High and low earners benefit from 401(k) plans differently

Looking closely at retirement data, researchers discover that the interplay of taxes, Social Security benefits, tax benefits, and take-home pay can be complex--and can vary considerably from worker to worker.

Authors of a new study from the Center for Retirement Research at Boston College take issue with the politically-charged conventional wisdom that 401(k)s and similar tax-deferred employer-sponsored retirement savings plans benefit highly-paid workers much more than lower-paid workers.

In their paper, “Do Low Income Workers Benefit from 401(k) Plans,” Karen E. Smith and Eric J. Toder, assert that every dollar that an employer contributes to a male highly-paid worker’s 401(k) account reduces that worker’s take-home pay by 90 cents, on average. But the same contribution to a male lower-paid worker’s account reduces his take-home pay by only 29 cents, on average.  Apparently the wages of lower-paid workers are less compressible. (For women, the corresponding figures are 99 cents and 11 cents.)

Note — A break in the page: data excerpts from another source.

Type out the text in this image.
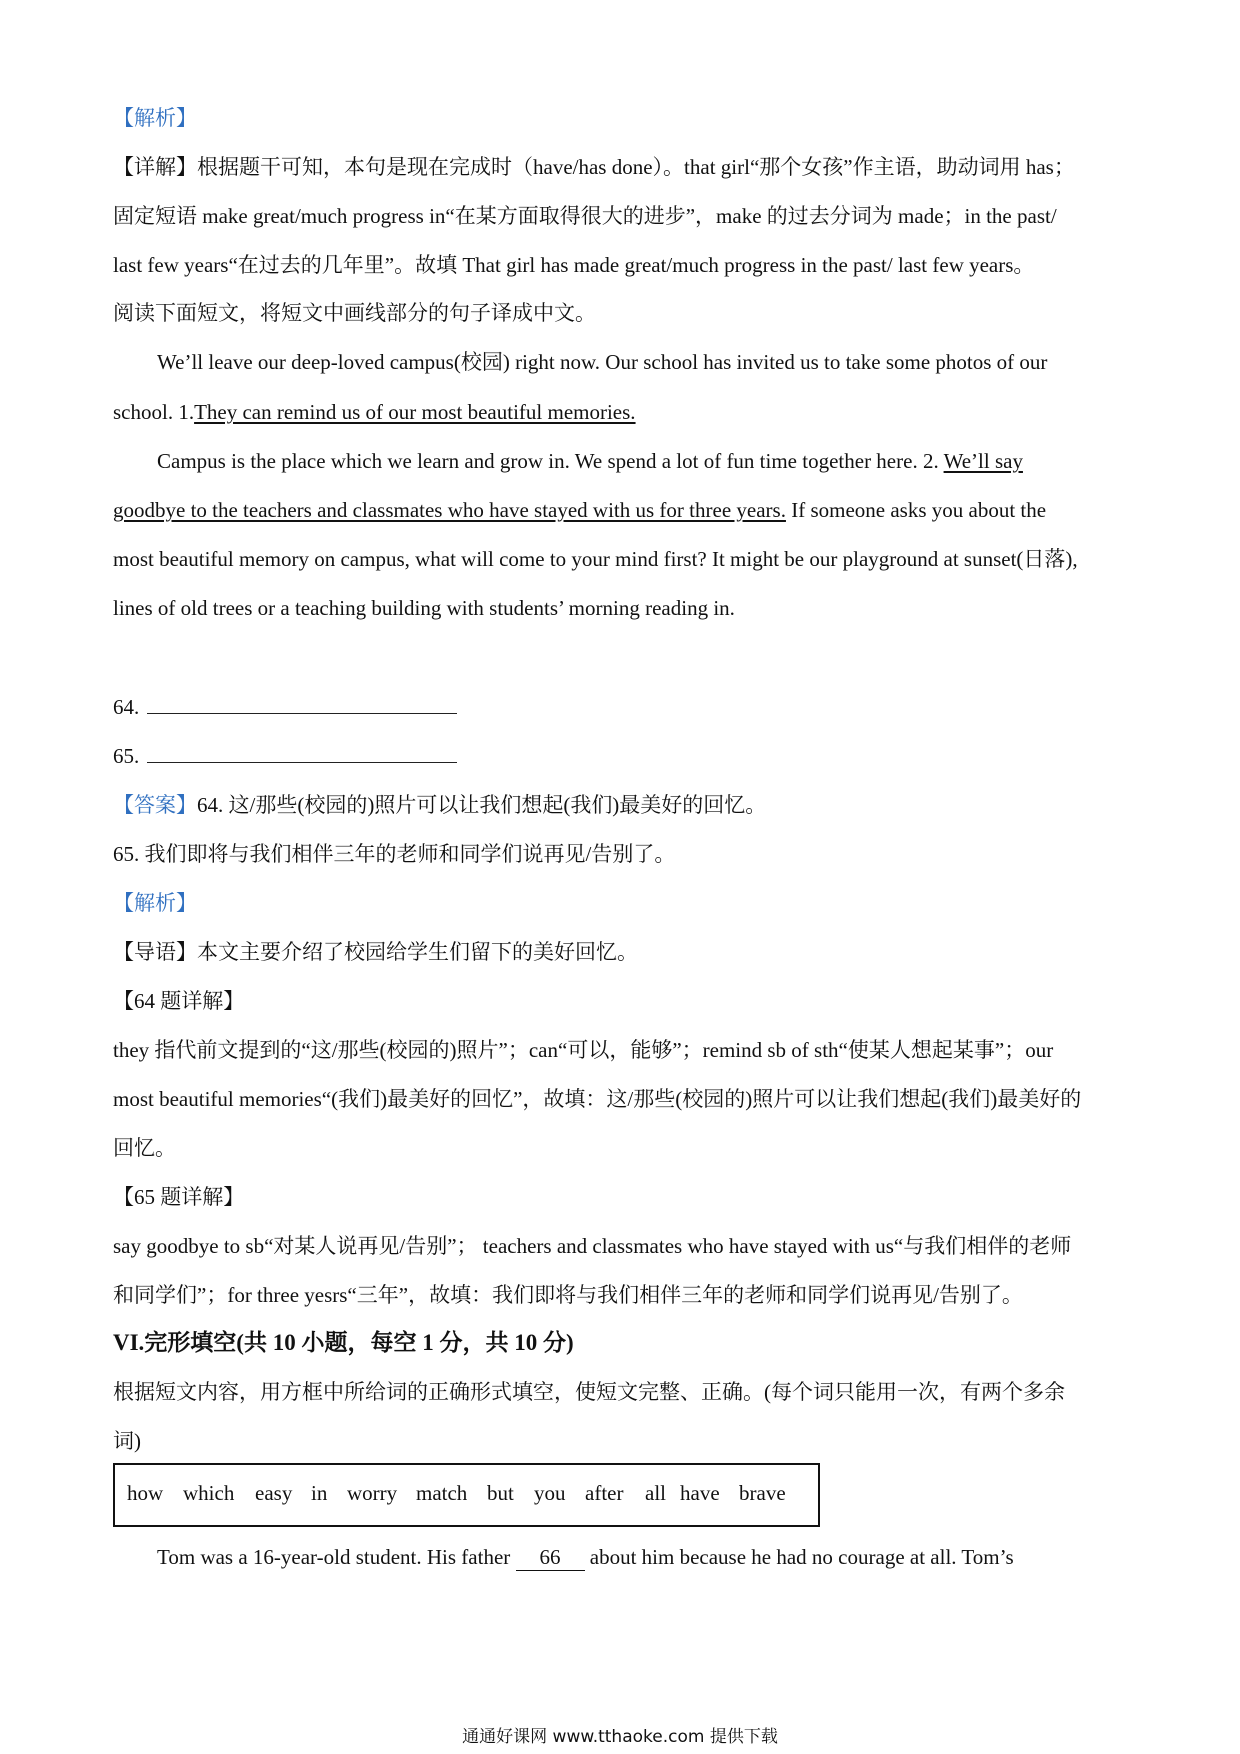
【解析】
【详解】根据题干可知，本句是现在完成时（have/has done）。that girl“那个女孩”作主语，助动词用 has；
固定短语 make great/much progress in“在某方面取得很大的进步”，make 的过去分词为 made；in the past/
last few years“在过去的几年里”。故填 That girl has made great/much progress in the past/ last few years。
阅读下面短文，将短文中画线部分的句子译成中文。
We’ll leave our deep-loved campus(校园) right now. Our school has invited us to take some photos of our
school. 1.They can remind us of our most beautiful memories.
Campus is the place which we learn and grow in. We spend a lot of fun time together here. 2. We’ll say
goodbye to the teachers and classmates who have stayed with us for three years. If someone asks you about the
most beautiful memory on campus, what will come to your mind first? It might be our playground at sunset(日落),
lines of old trees or a teaching building with students’ morning reading in.
64.
65.
【答案】64. 这/那些(校园的)照片可以让我们想起(我们)最美好的回忆。
65. 我们即将与我们相伴三年的老师和同学们说再见/告别了。
【解析】
【导语】本文主要介绍了校园给学生们留下的美好回忆。
【64 题详解】
they 指代前文提到的“这/那些(校园的)照片”；can“可以，能够”；remind sb of sth“使某人想起某事”；our
most beautiful memories“(我们)最美好的回忆”，故填：这/那些(校园的)照片可以让我们想起(我们)最美好的
回忆。
【65 题详解】
say goodbye to sb“对某人说再见/告别”； teachers and classmates who have stayed with us“与我们相伴的老师
和同学们”；for three yesrs“三年”，故填：我们即将与我们相伴三年的老师和同学们说再见/告别了。
VI.完形填空(共 10 小题，每空 1 分，共 10 分)
根据短文内容，用方框中所给词的正确形式填空，使短文完整、正确。(每个词只能用一次，有两个多余
词)
how which easy in worry match but you after all have brave
Tom was a 16-year-old student. His father 66 about him because he had no courage at all. Tom’s
通通好课网 www.tthaoke.com 提供下载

So, while the worker in the higher tax bracket enjoys a greater benefit from tax deferral, the worker in the lower tax bracket has relatively less of his pay replaced by employer contributions. The study assumes what most economics assume: that employer contributions are carved at least partially out of regular compensation and don’t represent an additional benefit.

The study may help solve the mystery regarding low participation rates and/or low contribution rates among lower-paid employees. First, lower-paid employees may recognize that their contributions don’t benefit as much from tax-deferral. Second, their contributions are more likely to require sacrifices in consumption.

In addition, though lower-paid workers may not realize it, the exclusion of employer contributions from the basis for payroll taxes undermines their accumulation of Social Security benefits to a greater degree than it undermines the benefits of higher-paid workers.